C’est le consommateur qui paie !
Rappelons également que la TVA n’est pas un impôt pour les entreprises mais bien une taxe dont le consommateur s’acquitte. On pourrait même dire que c’est un impôt « juste » puisque tout le monde le paye à hauteur de sa consommation. L’entreprise, elle, n’est que collectrice de la TVA, obligée certes de la reverser mais autorisée également à la récupérer sur ses achats ! Même lorsque l’activité est une prestation de service, le non-paiement de TVA sur les achats peut s’avérer très intéressante, que ce soit pour de la communication, du matériel ou même simplement les fournitures administratives indispensables à toute activité aussi modeste soit-elle. Dans le cas d’une activité de négoce avec une TVA à 20% par exemple, l’entrepreneur devra certes augmenter un peu ses tarifs mais cette inflation ne sera pas d’un pourcentage équivalent puisqu’une grande partie sera compensée par la récupération de la TVA sur ses achats.

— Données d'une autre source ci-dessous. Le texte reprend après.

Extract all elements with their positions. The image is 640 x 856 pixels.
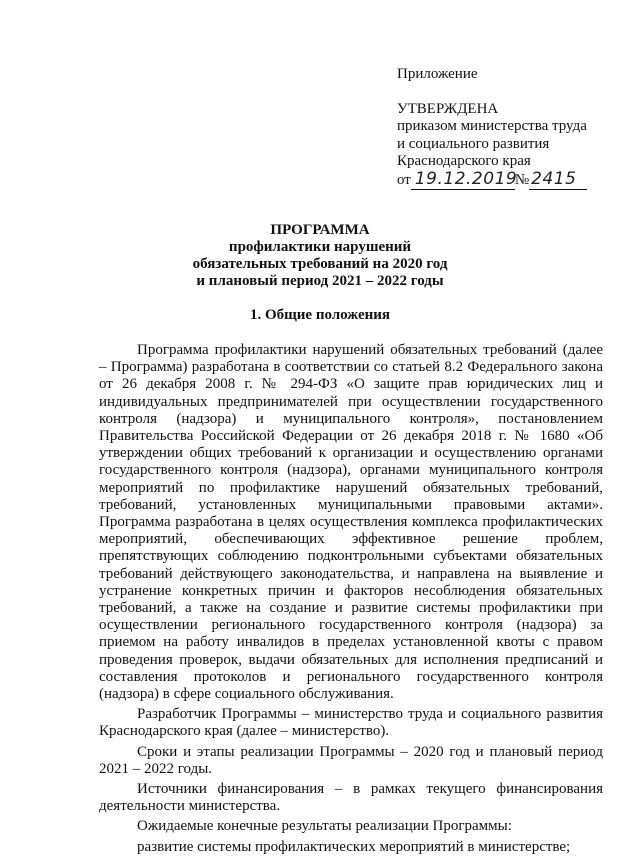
approval-block (397, 66, 627, 190)
document-body (99, 342, 603, 856)
title-line-4: и плановый период 2021 – 2022 годы (196, 273, 444, 289)
title-line-1: ПРОГРАММА (270, 222, 370, 238)
title-line-3: обязательных требований на 2020 год (192, 256, 448, 272)
body-paragraph: Источники финансирования – в рамках текущего финансирования деятельности министерства. (99, 781, 603, 815)
body-paragraph: Программа профилактики нарушений обязательных требований (далее – Программа) разработана в соответствии со статьей 8.2 Федерального закона от 26 декабря 2008 г. № 294-ФЗ «О защите прав юридических лиц и индивидуальных предпринимателей при осуществлении государственного контроля (надзора) и муниципального контроля», постановлением Правительства Российской Федерации от 26 декабря 2018 г. № 1680 «Об утверждении общих требований к организации и осуществлению органами государственного контроля (надзора), органами муниципального контроля мероприятий по профилактике нарушений обязательных требований, требований, установленных муниципальными правовыми актами». Программа разработана в целях осуществления комплекса профилактических мероприятий, обеспечивающих эффективное решение проблем, препятствующих соблюдению подконтрольными субъектами обязательных требований действующего законодательства, и направлена на выявление и устранение конкретных причин и факторов несоблюдения обязательных требований, а также на создание и развитие системы профилактики при осуществлении регионального государственного контроля (надзора) за приемом на работу инвалидов в пределах установленной квоты с правом проведения проверок, выдачи обязательных для исполнения предписаний и составления протоколов и регионального государственного контроля (надзора) в сфере социального обслуживания. (99, 342, 603, 703)
handwritten-number: 2415 (531, 168, 577, 189)
title-line-2: профилактики нарушений (228, 239, 412, 255)
order-date-line (397, 168, 627, 191)
order-line-3: Краснодарского края (397, 153, 531, 169)
date-prefix: от (397, 171, 411, 188)
handwritten-date: 19.12.2019 (414, 168, 518, 189)
appendix-label: Приложение (397, 66, 478, 82)
approved-label: УТВЕРЖДЕНА (397, 100, 499, 117)
number-prefix: № (514, 171, 530, 188)
body-paragraph: Разработчик Программы – министерство труда и социального развития Краснодарского края (далее – министерство). (99, 706, 603, 740)
order-line-1: приказом министерства труда (397, 118, 587, 134)
section-heading: 1. Общие положения (249, 307, 391, 323)
body-paragraph: развитие системы профилактических мероприятий в министерстве; (137, 838, 571, 855)
order-line-2: и социального развития (397, 135, 550, 152)
body-paragraph: Сроки и этапы реализации Программы – 2020 год и плановый период 2021 – 2022 годы. (99, 743, 603, 777)
program-title (0, 222, 640, 290)
body-paragraph: Ожидаемые конечные результаты реализации Программы: (137, 818, 512, 835)
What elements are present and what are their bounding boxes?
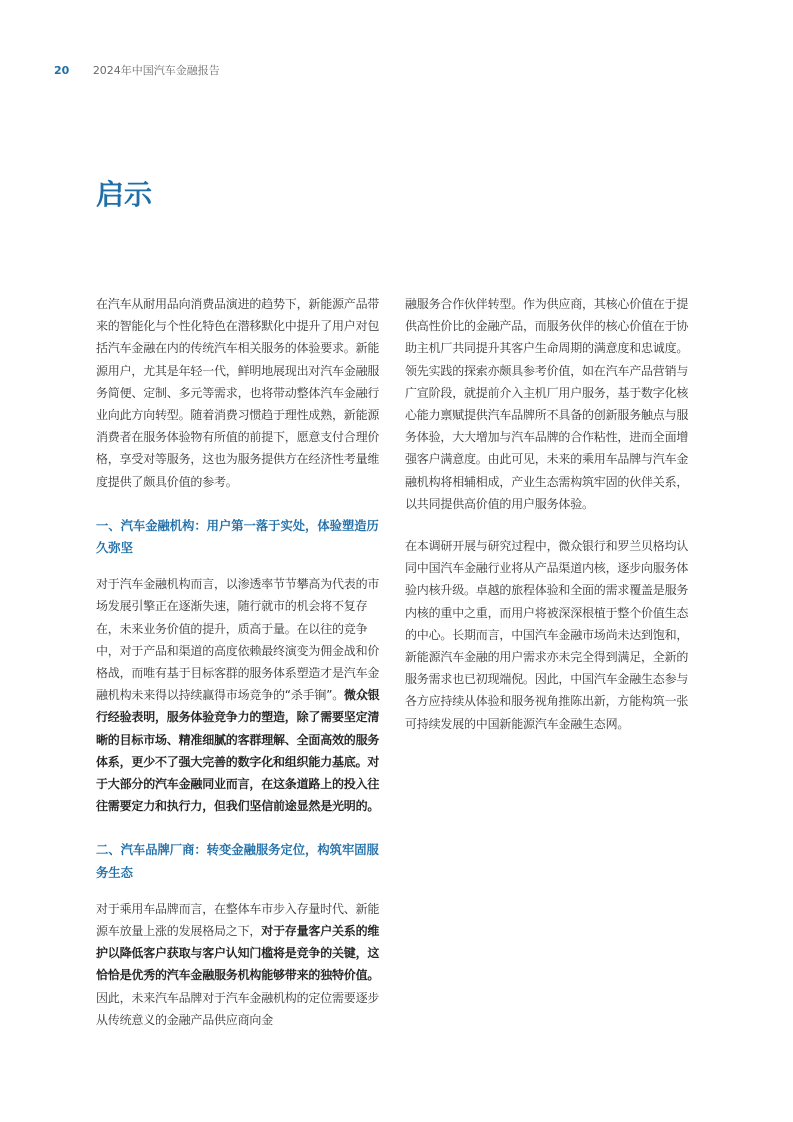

Si le contenu de cette mesure fiscale ne me choque pas, sa mise en place me laisse en revanche dubitative. Faire cette annonce début février pour une application la même année, c’est méconnaître complètement les réalités du terrain et nier le bouleversement qu’un changement fiscal représente pour les micro-entrepreneurs, obligés, dans l’urgence et le stress, de revoir leur tarification, leur comptabilité et parfois toute leur organisation. En outre, cette mesure aurait été mieux accueillie si elle n’avait pas été isolée mais intégrée à un projet plus global visant par exemple à simplifier la fiscalité des entreprises, quelle que soit leur taille.